Guest JER57 Posted August 22, 2013 Posted August 22, 2013 Looking for guidance on pre 59 1/2 in service withdrawals from a profit sharing plan. The plan document gives the option to allow the withdrawals with limitations to money that has been "seasoned" (2 years), to indicate an "attained" age, plan participation for 5 years. My question is around the "attained age" option. Traditionally, I've seen this indicated at age 59 1/2, however is there any restriction on the "attained age" used in the document. For example, could it be possible to use age 21 which would effectively allow any participant to take pre 59 1/2 withdrawals (understanding this could cause other plan issues). Any input and references would be appreciated
ETA Consulting LLC Posted August 22, 2013 Posted August 22, 2013 That's the interesting thing (as you have pointed out), there is no stated requirement on what the attained age must be. I would not be the one to push the envelope to age 21. I have, however, drafted plans using age 45 for the non deferral or safe harbor amounts. This is a topic potentially subject to endless debate. Good Luck CPC, QPA, QKA, TGPC, ERPA
Tom Poje Posted August 22, 2013 Posted August 22, 2013 in fairness to the participant, age 59 1/2 is chosen to avoid the 10% early withdrawal penalty
401king Posted August 22, 2013 Posted August 22, 2013 Our document system (DATAIR) restricts in-service withdrawals for Deferrals, QNEC, QMAC and SH contributions, requiring that the employee be at least age 59 1/2 for an in-service withdrawal. Is that not a mandatory requirement for those sources? I've been under the assumption that only the discretionary sources & rollovers are eligible at any age. R. Alexander
BG5150 Posted August 22, 2013 Posted August 22, 2013 You are correct. QKA, QPA, CPC, ERPATwo wrongs don't make a right, but three rights make a left.

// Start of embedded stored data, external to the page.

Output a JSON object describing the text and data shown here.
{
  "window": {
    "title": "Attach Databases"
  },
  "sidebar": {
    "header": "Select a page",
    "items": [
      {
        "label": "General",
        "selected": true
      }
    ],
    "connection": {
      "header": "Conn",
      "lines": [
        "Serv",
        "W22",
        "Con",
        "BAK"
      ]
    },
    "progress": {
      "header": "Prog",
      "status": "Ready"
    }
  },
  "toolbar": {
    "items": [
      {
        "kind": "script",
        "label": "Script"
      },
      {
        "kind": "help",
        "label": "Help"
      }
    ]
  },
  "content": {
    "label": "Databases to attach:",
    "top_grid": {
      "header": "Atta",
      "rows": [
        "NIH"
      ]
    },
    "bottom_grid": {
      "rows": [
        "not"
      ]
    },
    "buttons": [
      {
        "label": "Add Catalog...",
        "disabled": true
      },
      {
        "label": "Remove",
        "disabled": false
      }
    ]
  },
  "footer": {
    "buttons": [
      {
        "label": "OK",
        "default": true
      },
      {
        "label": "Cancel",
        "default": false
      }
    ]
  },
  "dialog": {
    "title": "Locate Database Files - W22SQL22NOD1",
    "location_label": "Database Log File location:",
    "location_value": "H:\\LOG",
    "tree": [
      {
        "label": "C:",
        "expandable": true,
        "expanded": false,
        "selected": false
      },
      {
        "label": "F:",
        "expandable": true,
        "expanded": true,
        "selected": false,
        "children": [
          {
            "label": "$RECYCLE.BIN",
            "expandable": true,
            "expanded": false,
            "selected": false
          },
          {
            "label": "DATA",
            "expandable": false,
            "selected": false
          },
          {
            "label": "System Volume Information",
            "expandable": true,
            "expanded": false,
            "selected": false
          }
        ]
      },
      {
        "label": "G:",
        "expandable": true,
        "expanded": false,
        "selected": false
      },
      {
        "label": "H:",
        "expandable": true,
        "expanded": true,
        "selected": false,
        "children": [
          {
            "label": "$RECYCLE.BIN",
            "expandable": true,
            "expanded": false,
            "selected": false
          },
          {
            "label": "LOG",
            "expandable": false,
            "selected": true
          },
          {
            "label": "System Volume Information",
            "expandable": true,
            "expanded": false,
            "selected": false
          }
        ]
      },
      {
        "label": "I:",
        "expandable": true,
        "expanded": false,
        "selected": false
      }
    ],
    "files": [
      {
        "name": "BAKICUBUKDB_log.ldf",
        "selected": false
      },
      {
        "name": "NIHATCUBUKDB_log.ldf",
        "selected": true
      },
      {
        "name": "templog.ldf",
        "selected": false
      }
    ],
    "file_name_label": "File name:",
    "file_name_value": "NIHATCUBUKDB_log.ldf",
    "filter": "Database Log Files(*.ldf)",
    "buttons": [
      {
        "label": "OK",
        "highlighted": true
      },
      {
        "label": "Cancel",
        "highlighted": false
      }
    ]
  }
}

masteff Posted August 22, 2013 Posted August 22, 2013 1) the 2 year minimum threshhold comes from Rev Rul 71-295 http://www.charitableplanning.com/document/666344 (ran across it last week answering another question) Not sure where the 5 years of participation service originates but I know of a plan that has a similar 2 years seasoned / 5 years participation service combination. 2) Rev Rul 1980-276 says in part: "The attainment of a stated age in a profit-sharing plan is merely one of several events that may be designated as fixing the time for making distributions from the plan. In view of the definition of normal retirement age found in section 411(a)(8) of the Code, and in the absence of any statutory prohibition or limitation, a profit-sharing plan may specify any age for distribution of benefits and, also, any age for normal retirement if it is less than the later of age 65 or the completion of 10 years of participation." So you could have any age. Note that 1.401(b)(1)(ii) uses the word "or". So in my opinion, you could eliminate the attained age requirement entirely. The plan I mentioned above did not have an age requirement, just the 2 years seasoned /5 years participation service part of it. But [disclaimer] consult an ERISA atty who can review the actual language of your plan. Edit: found it! the 5 year participation rule comes from Rev Rul 1968-24 http://www.charitableplanning.com/document/676509 401king 1 Kurt Vonnegut: 'To be is to do'-Socrates 'To do is to be'-Jean-Paul Sartre 'Do be do be do'-Frank Sinatra
ETA Consulting LLC Posted August 22, 2013 Posted August 22, 2013 Poje: Nothing to preclude a rollover when an age prior to 59 1/2 is used. That may be a consideration in order to allow individuals to diversify investments outside of the qualified plan. But, you make a good point Masteff: If I ever need a regulatory cite, I'm contacting you first Good Luck! CPC, QPA, QKA, TGPC, ERPA
Tom Poje Posted August 23, 2013 Posted August 23, 2013 ERISAtoolkit: I wasn't even thinking about that possibility. that sounds so artificial. I can't let an HCE have his own outside directed investments within the plan unless it is available to everyone, but can get around that rule with in-service withdrawal. Masteff: I looked it up from am ASPPA talk I gave a few years ago on distributions. Makes me feel good, because those were the same cites I had listed, so at least someone else has the same info I had! Completely forgot about that talk.
Kevin C Posted August 23, 2013 Posted August 23, 2013 Another issue that goes with setting in-service eligiblity is vesting. When a partially vested participant receives a distribution, the plan document will tell you what formula is used to determine the remaining vested balance in future years. It's loads of fun when that formula gives you a negative vested balance. Yes, I've had that happen. Our document has a provision that allows you to restrict in-service distributions to accounts that are fully vested. I use that now when I do an amendment to add in-service distributions. If that isn't available, a participation requirement can be used to make sure most are 100% vested by the time they are eligible for an in-service.